Koizumi won acclaim from financial markets after taking Japan's top job last April with a promise to bring the nation's bloated debt under control by limiting sales of government bonds used to pay for public spending.
But the popular prime minister's commitment to fiscal belt-tightening - and to the rest of his economic reform platform - has come under fire in recent months, with the criticism getting louder after his administration approved last week plans for a second economic stimulus program this fiscal year.
Koizumi's conservative party has traditionally rewarded its supporters in the construction industry with big-ticket public-works projects, and signs that the party's old guard has no intention of giving up that privilege has economy watchers like Fitch worried.
"(Koizumi) is meeting very considerable resistance from other members of the political establishment," the agency said in its statement, adding that his reform efforts "remain lacking in the areas of financial restructuring and medium-term fiscal consolidation."
His predecessors free-spending ways have left the country with a debt of almost $5.4 trillion, equivalent to 130 percent of gross domestic product - the highest debt-to-GDP ratio of any advanced industrial economy.

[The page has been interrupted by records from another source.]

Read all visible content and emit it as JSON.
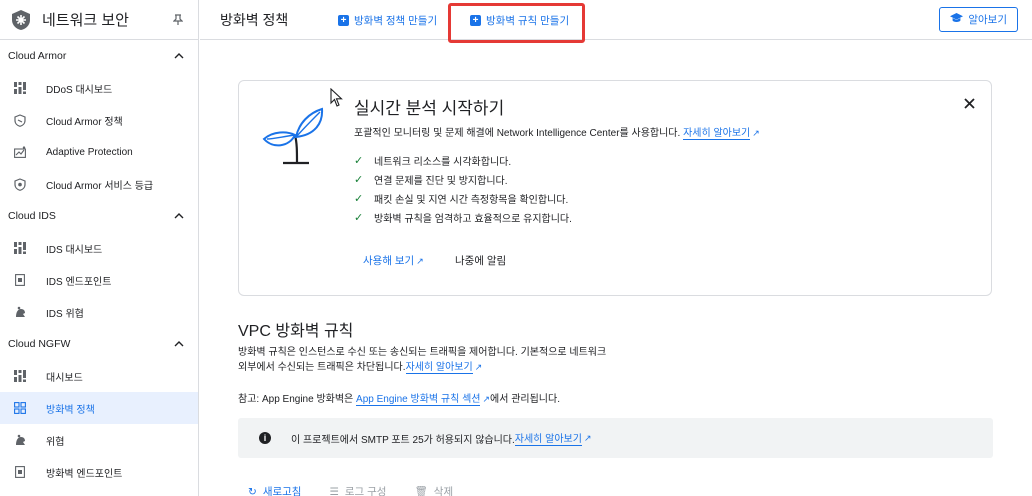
{
  "sidebar": {
    "title": "네트워크 보안",
    "sections": [
      {
        "label": "Cloud Armor",
        "items": [
          {
            "label": "DDoS 대시보드",
            "icon": "dashboard-icon"
          },
          {
            "label": "Cloud Armor 정책",
            "icon": "shield-icon"
          },
          {
            "label": "Adaptive Protection",
            "icon": "adaptive-icon"
          },
          {
            "label": "Cloud Armor 서비스 등급",
            "icon": "tier-icon"
          }
        ]
      },
      {
        "label": "Cloud IDS",
        "items": [
          {
            "label": "IDS 대시보드",
            "icon": "dashboard-icon"
          },
          {
            "label": "IDS 엔드포인트",
            "icon": "endpoint-icon"
          },
          {
            "label": "IDS 위협",
            "icon": "threat-icon"
          }
        ]
      },
      {
        "label": "Cloud NGFW",
        "items": [
          {
            "label": "대시보드",
            "icon": "dashboard-icon"
          },
          {
            "label": "방화벽 정책",
            "icon": "firewall-icon",
            "active": true
          },
          {
            "label": "위협",
            "icon": "threat-icon"
          },
          {
            "label": "방화벽 엔드포인트",
            "icon": "endpoint-icon"
          }
        ]
      }
    ]
  },
  "header": {
    "title": "방화벽 정책",
    "create_policy": "방화벽 정책 만들기",
    "create_rule": "방화벽 규칙 만들기",
    "learn": "알아보기"
  },
  "card": {
    "title": "실시간 분석 시작하기",
    "desc": "포괄적인 모니터링 및 문제 해결에 Network Intelligence Center를 사용합니다.",
    "desc_link": "자세히 알아보기",
    "checks": [
      "네트워크 리소스를 시각화합니다.",
      "연결 문제를 진단 및 방지합니다.",
      "패킷 손실 및 지연 시간 측정항목을 확인합니다.",
      "방화벽 규칙을 엄격하고 효율적으로 유지합니다."
    ],
    "try_label": "사용해 보기",
    "later_label": "나중에 알림"
  },
  "vpc": {
    "title": "VPC 방화벽 규칙",
    "desc_line1": "방화벽 규칙은 인스턴스로 수신 또는 송신되는 트래픽을 제어합니다. 기본적으로 네트워크",
    "desc_line2": "외부에서 수신되는 트래픽은 차단됩니다.",
    "desc_link": "자세히 알아보기",
    "note_prefix": "참고: App Engine 방화벽은 ",
    "note_link": "App Engine 방화벽 규칙 섹션",
    "note_suffix": "에서 관리됩니다.",
    "smtp_text": "이 프로젝트에서 SMTP 포트 25가 허용되지 않습니다.",
    "smtp_link": "자세히 알아보기"
  },
  "toolbar": {
    "refresh": "새로고침",
    "logs": "로그 구성",
    "delete": "삭제"
  },
  "colors": {
    "accent": "#1a73e8",
    "highlight": "#e53935",
    "check": "#188038"
  }
}
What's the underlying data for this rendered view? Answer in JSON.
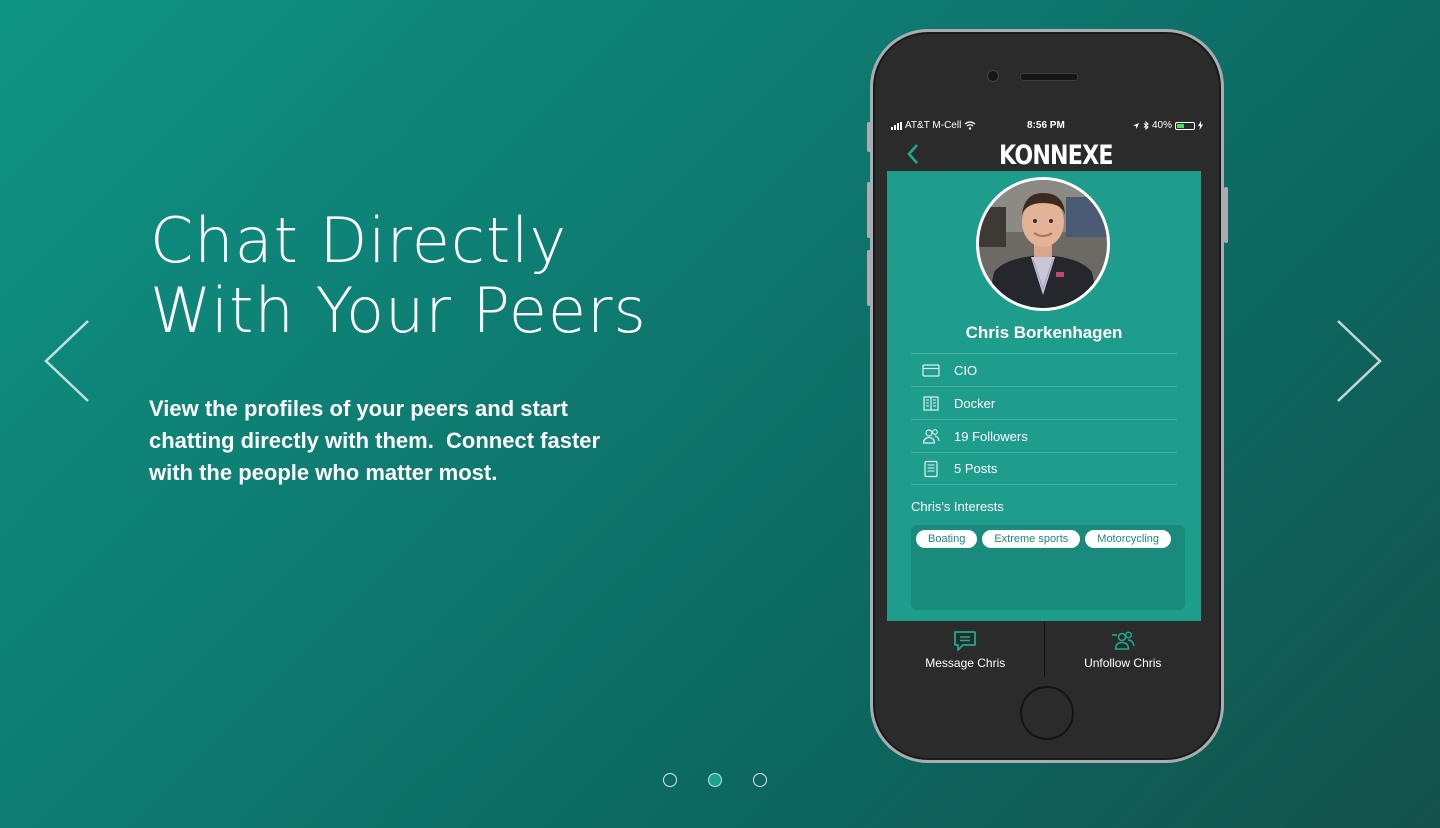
{
  "hero": {
    "headline_line1": "Chat Directly",
    "headline_line2": "With Your Peers",
    "sub_line1": "View the profiles of your peers and start",
    "sub_line2": "chatting directly with them.  Connect faster",
    "sub_line3": "with the people who matter most."
  },
  "carousel": {
    "prev_icon": "chevron-left-icon",
    "next_icon": "chevron-right-icon",
    "dots": 3,
    "active_index": 1
  },
  "phone": {
    "status": {
      "carrier": "AT&T M-Cell",
      "time": "8:56 PM",
      "battery": "40%"
    },
    "app_logo": "KONNEXE",
    "profile": {
      "name": "Chris Borkenhagen",
      "details": [
        {
          "icon": "id-card-icon",
          "text": "CIO"
        },
        {
          "icon": "building-icon",
          "text": "Docker"
        },
        {
          "icon": "followers-icon",
          "text": "19 Followers"
        },
        {
          "icon": "posts-icon",
          "text": "5 Posts"
        }
      ],
      "interests_title": "Chris's Interests",
      "interests": [
        "Boating",
        "Extreme sports",
        "Motorcycling"
      ]
    },
    "actions": {
      "message": "Message Chris",
      "unfollow": "Unfollow Chris"
    }
  },
  "colors": {
    "background": "#0e7a70",
    "screen": "#1e9d8c",
    "interests_box": "#198a7b",
    "phone_body": "#2b2b2b",
    "accent": "#1aa58f"
  }
}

Fitch expects the Japanese government's debt to rise above 150 percent of the country's GDP by the end of 2002.
The agency said that the global economic slowdown had dealt a double blow to Japan's efforts to lift itself out of a decade-long slump by undermining exports and technology-related investment.
The world's second-largest economy is already suffering from persistent deflation, record unemployment and a crushing burden of bad loans left over after property and stock prices collapsed at the beginning of the 1990s.